In the first U.N.-sanctioned inquiry into U.S. practices at Guantanamo, the rights experts also criticized the Bush administration for a proposed law they said might permit torture in certain circumstances.

The experts presented their report on Guantanamo and its 450 detainees to the 47-nation U.N. Human Rights Council, a summary of which was released earlier this year.

"We note with the greatest concern that the government has not taken any steps to close Guantanamo," the rights experts said in a joint statement read by Algerian Leila Zerrougui, a specialist on arbitrary detention. "Indeed, a new block has been built and is set to open this month."

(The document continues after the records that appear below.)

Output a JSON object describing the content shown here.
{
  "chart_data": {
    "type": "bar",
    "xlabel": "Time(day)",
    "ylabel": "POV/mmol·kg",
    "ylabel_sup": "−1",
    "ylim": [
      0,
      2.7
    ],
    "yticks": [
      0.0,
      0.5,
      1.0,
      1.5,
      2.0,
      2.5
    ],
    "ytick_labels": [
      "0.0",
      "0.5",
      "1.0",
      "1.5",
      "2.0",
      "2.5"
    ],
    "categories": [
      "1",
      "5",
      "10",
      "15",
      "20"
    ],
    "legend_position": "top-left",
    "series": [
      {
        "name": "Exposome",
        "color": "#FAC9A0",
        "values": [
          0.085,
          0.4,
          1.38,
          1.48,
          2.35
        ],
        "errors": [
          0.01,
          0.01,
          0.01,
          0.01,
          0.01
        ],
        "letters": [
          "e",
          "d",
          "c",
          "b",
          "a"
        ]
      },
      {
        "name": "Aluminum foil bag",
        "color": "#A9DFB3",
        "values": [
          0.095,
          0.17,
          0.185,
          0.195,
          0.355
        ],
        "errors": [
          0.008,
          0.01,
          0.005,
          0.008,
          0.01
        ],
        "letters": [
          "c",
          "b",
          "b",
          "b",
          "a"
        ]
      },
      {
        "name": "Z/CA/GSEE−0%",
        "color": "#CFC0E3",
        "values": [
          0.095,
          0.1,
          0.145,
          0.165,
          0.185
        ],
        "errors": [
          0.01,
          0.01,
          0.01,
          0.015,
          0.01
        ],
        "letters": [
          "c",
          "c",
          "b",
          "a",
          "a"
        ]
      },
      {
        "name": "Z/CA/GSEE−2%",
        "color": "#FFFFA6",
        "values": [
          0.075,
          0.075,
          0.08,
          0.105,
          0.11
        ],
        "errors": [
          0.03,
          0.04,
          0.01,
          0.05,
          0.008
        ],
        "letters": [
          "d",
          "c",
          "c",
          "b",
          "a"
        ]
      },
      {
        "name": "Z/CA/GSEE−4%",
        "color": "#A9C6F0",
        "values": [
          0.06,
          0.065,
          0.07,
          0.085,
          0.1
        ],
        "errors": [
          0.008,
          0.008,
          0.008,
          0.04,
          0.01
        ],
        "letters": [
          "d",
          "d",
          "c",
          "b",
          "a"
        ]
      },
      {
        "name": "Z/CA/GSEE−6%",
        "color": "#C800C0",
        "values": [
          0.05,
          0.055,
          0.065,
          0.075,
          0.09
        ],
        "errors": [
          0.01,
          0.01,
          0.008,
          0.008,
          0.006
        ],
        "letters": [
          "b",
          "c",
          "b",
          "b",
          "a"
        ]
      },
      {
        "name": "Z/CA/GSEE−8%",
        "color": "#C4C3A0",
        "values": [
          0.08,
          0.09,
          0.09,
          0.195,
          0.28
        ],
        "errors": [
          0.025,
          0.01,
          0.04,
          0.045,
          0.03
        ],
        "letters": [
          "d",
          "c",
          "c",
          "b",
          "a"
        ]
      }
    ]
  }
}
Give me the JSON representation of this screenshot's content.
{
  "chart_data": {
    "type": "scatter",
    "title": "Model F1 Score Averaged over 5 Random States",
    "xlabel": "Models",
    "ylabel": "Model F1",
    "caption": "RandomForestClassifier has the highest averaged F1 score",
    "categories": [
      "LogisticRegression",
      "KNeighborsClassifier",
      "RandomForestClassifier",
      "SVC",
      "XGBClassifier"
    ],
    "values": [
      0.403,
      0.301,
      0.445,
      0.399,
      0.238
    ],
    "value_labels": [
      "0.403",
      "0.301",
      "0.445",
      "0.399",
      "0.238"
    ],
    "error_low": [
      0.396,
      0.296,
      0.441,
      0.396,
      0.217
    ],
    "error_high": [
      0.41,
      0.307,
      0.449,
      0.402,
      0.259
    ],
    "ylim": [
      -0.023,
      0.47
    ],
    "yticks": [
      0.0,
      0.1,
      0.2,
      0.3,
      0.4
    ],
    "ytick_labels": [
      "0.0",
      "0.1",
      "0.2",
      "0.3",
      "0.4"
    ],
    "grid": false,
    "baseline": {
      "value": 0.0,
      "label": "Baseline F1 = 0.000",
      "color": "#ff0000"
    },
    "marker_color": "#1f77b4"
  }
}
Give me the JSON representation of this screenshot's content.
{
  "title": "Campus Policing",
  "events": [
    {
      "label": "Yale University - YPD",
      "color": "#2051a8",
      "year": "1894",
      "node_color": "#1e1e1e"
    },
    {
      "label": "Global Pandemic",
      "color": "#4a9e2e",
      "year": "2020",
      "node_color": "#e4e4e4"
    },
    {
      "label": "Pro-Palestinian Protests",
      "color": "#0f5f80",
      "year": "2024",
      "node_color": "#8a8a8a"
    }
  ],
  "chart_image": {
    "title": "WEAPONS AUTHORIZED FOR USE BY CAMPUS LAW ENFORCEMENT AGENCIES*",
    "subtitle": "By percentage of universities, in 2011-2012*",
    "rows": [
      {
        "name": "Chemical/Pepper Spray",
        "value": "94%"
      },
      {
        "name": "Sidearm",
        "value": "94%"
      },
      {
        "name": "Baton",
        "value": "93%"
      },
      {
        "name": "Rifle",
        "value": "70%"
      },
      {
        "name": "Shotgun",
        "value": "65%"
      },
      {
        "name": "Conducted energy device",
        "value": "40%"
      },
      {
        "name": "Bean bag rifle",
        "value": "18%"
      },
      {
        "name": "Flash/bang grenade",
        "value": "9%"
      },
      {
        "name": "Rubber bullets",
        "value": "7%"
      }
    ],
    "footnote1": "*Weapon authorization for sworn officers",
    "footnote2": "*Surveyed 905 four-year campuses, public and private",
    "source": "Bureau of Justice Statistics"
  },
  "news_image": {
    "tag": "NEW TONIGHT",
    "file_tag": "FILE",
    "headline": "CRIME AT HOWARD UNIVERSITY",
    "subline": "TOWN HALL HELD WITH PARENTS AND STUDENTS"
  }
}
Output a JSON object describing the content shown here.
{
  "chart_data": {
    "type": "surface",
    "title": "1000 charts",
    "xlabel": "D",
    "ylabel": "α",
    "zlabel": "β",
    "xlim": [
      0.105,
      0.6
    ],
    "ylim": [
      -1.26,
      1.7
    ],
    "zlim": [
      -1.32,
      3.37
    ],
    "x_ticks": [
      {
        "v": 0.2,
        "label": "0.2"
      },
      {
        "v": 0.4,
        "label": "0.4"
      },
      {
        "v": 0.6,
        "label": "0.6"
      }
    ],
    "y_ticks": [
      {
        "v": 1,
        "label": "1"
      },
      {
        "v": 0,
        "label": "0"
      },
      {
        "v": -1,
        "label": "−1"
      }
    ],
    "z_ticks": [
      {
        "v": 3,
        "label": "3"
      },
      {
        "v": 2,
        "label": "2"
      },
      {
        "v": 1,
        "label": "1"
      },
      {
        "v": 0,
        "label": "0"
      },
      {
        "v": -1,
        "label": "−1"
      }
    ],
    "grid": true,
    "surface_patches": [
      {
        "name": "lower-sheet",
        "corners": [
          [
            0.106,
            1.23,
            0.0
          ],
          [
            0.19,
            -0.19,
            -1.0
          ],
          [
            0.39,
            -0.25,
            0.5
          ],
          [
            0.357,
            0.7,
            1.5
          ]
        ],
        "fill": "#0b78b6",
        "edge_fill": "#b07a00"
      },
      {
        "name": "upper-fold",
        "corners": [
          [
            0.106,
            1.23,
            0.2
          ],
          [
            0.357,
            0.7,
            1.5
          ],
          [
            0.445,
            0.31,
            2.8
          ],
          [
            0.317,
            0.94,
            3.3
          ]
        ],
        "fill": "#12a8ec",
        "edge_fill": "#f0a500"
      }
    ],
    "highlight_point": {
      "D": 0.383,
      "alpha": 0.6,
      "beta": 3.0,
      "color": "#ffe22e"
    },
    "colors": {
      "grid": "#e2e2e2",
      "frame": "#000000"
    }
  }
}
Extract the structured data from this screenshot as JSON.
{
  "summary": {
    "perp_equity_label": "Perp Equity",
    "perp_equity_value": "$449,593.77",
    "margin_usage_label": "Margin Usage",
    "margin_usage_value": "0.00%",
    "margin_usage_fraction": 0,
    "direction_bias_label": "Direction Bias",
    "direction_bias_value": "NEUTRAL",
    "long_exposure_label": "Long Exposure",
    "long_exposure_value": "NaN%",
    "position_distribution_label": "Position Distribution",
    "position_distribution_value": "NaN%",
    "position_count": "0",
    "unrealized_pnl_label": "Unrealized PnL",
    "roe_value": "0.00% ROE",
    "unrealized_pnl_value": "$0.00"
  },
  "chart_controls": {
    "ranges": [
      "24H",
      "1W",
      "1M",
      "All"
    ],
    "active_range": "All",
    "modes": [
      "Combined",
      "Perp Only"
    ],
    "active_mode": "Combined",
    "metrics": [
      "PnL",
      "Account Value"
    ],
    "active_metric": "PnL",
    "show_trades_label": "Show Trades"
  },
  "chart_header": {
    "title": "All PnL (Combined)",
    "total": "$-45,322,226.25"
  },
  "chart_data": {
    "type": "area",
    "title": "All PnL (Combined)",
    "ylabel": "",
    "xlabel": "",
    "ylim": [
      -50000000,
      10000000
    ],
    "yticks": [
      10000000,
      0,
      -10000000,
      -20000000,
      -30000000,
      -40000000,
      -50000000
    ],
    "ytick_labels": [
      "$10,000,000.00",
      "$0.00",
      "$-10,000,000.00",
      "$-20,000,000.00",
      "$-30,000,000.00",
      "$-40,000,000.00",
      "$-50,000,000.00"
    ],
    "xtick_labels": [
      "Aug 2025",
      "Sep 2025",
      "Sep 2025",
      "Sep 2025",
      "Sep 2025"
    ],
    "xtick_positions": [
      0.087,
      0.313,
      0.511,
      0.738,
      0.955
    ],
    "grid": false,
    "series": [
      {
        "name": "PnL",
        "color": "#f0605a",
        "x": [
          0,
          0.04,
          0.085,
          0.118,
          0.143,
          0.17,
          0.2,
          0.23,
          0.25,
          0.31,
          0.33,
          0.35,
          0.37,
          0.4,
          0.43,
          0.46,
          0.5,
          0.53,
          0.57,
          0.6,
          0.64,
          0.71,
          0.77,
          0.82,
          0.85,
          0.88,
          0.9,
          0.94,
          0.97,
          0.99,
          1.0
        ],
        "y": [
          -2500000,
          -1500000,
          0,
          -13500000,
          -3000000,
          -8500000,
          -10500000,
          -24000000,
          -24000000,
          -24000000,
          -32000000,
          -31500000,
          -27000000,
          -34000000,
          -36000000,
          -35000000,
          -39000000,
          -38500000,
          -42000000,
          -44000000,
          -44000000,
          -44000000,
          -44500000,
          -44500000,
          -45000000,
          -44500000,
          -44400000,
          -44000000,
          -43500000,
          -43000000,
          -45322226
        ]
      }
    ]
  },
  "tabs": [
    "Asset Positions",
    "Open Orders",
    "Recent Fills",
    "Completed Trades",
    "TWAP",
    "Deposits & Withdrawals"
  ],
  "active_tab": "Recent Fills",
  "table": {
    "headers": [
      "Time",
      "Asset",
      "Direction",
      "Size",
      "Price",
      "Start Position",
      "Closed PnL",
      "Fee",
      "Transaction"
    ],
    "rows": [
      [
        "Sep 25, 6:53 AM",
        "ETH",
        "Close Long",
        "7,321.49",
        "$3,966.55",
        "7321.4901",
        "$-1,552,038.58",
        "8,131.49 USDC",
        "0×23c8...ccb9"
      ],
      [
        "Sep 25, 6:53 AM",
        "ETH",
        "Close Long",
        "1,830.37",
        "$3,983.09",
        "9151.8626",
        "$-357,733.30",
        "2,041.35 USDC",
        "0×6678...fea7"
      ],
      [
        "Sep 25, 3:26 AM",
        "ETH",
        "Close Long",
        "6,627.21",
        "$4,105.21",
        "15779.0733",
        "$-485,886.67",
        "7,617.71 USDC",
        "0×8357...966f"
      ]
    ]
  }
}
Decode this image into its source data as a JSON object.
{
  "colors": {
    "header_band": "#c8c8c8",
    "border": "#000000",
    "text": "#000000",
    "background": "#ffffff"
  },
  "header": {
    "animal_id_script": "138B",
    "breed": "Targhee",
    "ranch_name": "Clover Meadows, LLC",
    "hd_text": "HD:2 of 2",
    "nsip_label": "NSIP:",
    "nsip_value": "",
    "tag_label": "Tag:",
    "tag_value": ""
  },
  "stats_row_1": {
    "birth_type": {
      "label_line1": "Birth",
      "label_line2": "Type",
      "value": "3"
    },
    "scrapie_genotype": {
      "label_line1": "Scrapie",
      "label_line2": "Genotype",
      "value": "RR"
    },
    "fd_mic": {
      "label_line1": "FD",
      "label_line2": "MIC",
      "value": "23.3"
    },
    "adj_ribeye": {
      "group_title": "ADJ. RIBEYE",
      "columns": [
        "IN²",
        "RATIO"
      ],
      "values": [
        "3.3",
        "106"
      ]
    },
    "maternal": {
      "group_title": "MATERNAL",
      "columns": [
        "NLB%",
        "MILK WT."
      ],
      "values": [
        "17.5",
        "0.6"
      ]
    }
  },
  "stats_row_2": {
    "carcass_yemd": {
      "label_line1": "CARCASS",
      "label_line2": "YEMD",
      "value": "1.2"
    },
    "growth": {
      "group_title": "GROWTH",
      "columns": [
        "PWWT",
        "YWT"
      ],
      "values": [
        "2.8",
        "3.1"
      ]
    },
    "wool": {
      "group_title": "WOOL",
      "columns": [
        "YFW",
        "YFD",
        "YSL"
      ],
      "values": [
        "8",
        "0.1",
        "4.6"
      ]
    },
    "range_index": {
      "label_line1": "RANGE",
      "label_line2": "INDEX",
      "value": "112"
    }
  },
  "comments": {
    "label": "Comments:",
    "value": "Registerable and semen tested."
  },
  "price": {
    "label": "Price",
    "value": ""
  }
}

The United States responded by saying it would like to one day close Guantanamo, but first needs to find alternative means of protection from suspected terrorists. It criticized the allegations as poorly founded and said detainees are treated humanely.

The experts criticized President Bush's proposal on a new law regarding how to treat dangerous terrorism subjects, saying it failed to uphold the absolute prohibition on torture and "might permit abuses depending on the circumstances."

Zerrougui said the proposed bill would ensure that detainees are still denied minimum standards for fair trials.

Warren W. Tichenor, the U.S. ambassador to the U.N. in Geneva, criticized the experts for asserting "without real evidentiary support, conclusions they had clearly already reached."

"There is little indication that they considered seriously the voluminous information provided in writing by the U.S. government," Tichenor told the council, of which the United States is only an observer. "By contrast, the report treats second- and third-hand allegations from press reports and contacts with attorneys for the detainees as true."

The panel had sought access to Guantanamo Bay since 2002, but refused a U.S. offer for three experts to visit the camp in November after being told they could not interview detainees. They launched their investigation regardless after saying they had reliable accounts that suspected terror detainees being held there have been tortured.

The Red Cross said Wednesday its representatives will travel to Guantanamo to visit 14 high-level detainees connected to the Sept. 11 attacks, the USS Cole bombing or the 1998 bombings of the U.S. embassies in Kenya and Tanzania.

The detainees — recently transferred from CIA custody to Guantanamo — will be made available to the Red Cross around Oct. 1, U.S. military officials said.